How Did the Saxophone Get Its Name?

Wednesday, April 262 min read

Musical instruments tend to be named after either their material or the sound they make. “Bugle,” for example, is derived from an antiquated word for a wild ox, because the instrument was originally made from oxen horns. “Xylophone,” meanwhile, comes from the Greek for “wood sound” (xylon and phōnē), and "oboe" from the French for “high wood” (hautbois); these names convey basic concepts no single inventor could take credit for. In fact, history does not record many individual instrument innovators — there is no Thaddeus Trumpet or Norman Tuba. However, there is an outlier: the Belgian inventor and musician Adolphe Sax.

Let’s Talk About Sax

Adolphe Sax was born in 1814, the son of a Belgian carpenter and instrument maker. Growing up in his father’s workshop, Sax was exposed to music and the craft behind making musical instruments. After taking up the clarinet as a teenager, Sax bore additional holes into the instrument, thus improving the quality of the sound by changing the locations of the openings. At the 1840 Industrial Exposition in Brussels, the young prodigy presented nine musical innovations, including a new technique for tuning pianos and a sound-reflection screen. At the following year’s exhibition, he demonstrated a new hybrid instrument with a woodwind mouthpiece attached to a conical brass body. He played this eponymous “saxophone” behind a curtain, so the audience could admire the sound but would-be plagiarists couldn’t steal his design. Sax’s instrument was in such demand that he received death threats over copyright issues, but the saxophone was patented in 1846.

Shortly after his 1841 demonstration, Sax left Belgium to go solo in Paris, at the time considered the music capital of the world. He quickly gained the attention of the composer and influential critic Hector Berloiz, who wrote glowing reviews of Sax and his new instruments. In 1845, the French government conducted an overhaul of their military music and began including the saxophone. This was a huge market for the nascent creation, and Sax sold over 20,000 instruments from 1843 to 1860.

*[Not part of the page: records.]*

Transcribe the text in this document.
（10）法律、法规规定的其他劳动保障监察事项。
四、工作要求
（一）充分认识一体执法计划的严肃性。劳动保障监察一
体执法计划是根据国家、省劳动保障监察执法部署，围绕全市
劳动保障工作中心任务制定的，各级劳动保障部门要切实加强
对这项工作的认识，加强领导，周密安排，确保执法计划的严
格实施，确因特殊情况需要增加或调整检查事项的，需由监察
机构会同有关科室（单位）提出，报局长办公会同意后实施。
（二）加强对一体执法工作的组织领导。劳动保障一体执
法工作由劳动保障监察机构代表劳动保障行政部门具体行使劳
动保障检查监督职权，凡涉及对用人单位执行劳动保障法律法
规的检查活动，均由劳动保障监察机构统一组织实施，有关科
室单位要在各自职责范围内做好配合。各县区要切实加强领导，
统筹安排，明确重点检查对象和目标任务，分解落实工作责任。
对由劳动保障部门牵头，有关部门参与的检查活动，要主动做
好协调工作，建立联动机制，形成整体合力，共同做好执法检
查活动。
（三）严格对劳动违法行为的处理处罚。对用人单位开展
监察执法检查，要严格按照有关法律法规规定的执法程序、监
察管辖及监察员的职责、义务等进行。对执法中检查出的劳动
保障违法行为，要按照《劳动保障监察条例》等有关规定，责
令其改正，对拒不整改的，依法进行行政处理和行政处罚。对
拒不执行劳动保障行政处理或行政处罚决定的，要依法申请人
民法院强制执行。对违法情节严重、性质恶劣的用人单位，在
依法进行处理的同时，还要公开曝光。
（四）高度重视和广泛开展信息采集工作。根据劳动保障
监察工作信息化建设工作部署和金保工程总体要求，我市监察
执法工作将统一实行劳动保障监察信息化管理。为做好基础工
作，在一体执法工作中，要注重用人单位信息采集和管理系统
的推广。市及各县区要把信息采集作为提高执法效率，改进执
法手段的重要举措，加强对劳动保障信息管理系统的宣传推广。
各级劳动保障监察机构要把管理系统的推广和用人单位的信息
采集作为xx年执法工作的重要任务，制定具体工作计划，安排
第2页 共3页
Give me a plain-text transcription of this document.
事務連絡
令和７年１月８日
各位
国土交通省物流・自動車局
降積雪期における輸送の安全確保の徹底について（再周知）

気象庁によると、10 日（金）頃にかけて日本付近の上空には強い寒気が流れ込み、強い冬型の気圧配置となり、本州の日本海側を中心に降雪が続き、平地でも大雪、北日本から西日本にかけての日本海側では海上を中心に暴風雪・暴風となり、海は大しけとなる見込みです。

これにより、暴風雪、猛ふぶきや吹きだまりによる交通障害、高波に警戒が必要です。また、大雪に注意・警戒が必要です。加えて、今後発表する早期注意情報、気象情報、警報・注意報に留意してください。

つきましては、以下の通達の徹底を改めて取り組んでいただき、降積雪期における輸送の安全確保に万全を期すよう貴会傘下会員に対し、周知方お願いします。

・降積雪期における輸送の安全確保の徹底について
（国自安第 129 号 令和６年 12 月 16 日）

Sax’s life did hit a few sour notes, however. Along with the saxophone, Sax created musical dead-ends such as the saxhorn, the saxtuba, and the saxtrombone (which looks particularly cumbersome with two sets of three valves perpendicular to each other). Musicians were reluctant to learn a new fingering system for an instrument that was much heavier than a traditional trombone.

All That Jazz

After the Spanish-American War in 1898, there was a buildup of secondhand marching band instruments that could be bought by the public at cheap prices. These included classics such as clarinets, trombones, and cornets, but also the relatively new saxophone. These plentiful instruments became the core of American jazz music. Throughout the 20th century, jazz saxophonists including Charlie Parker, John Coltrane, Branford Marsalis, and Marcus Strickland wowed audiences with their instrumental skills.

While the hybrid reed-brass saxophone still isn’t a mainstay in most traditional orchestras (and in 1903, Pope Pius X banned it from sacred music, an official proscription that still holds), its continued use in military bands has cemented its lasting legacy. United States military bands (including the U.S. Air Force Airmen of Note, the U.S. Army Blues, and the U.S. Coast Guard Band) feature several saxophonists. The U.S. Navy Band even spotlights the instruments and their musicians every year at the International Saxophone Symposium.

The saxophone, namesake of a Belgian instrument inventor, has earned its place in modern pop culture, being played by the likes of U.S. Presidents and animated geniuses. Perhaps Adolphe Sax is looking down on his creation and thinking, “When is it the saxtuba’s turn?”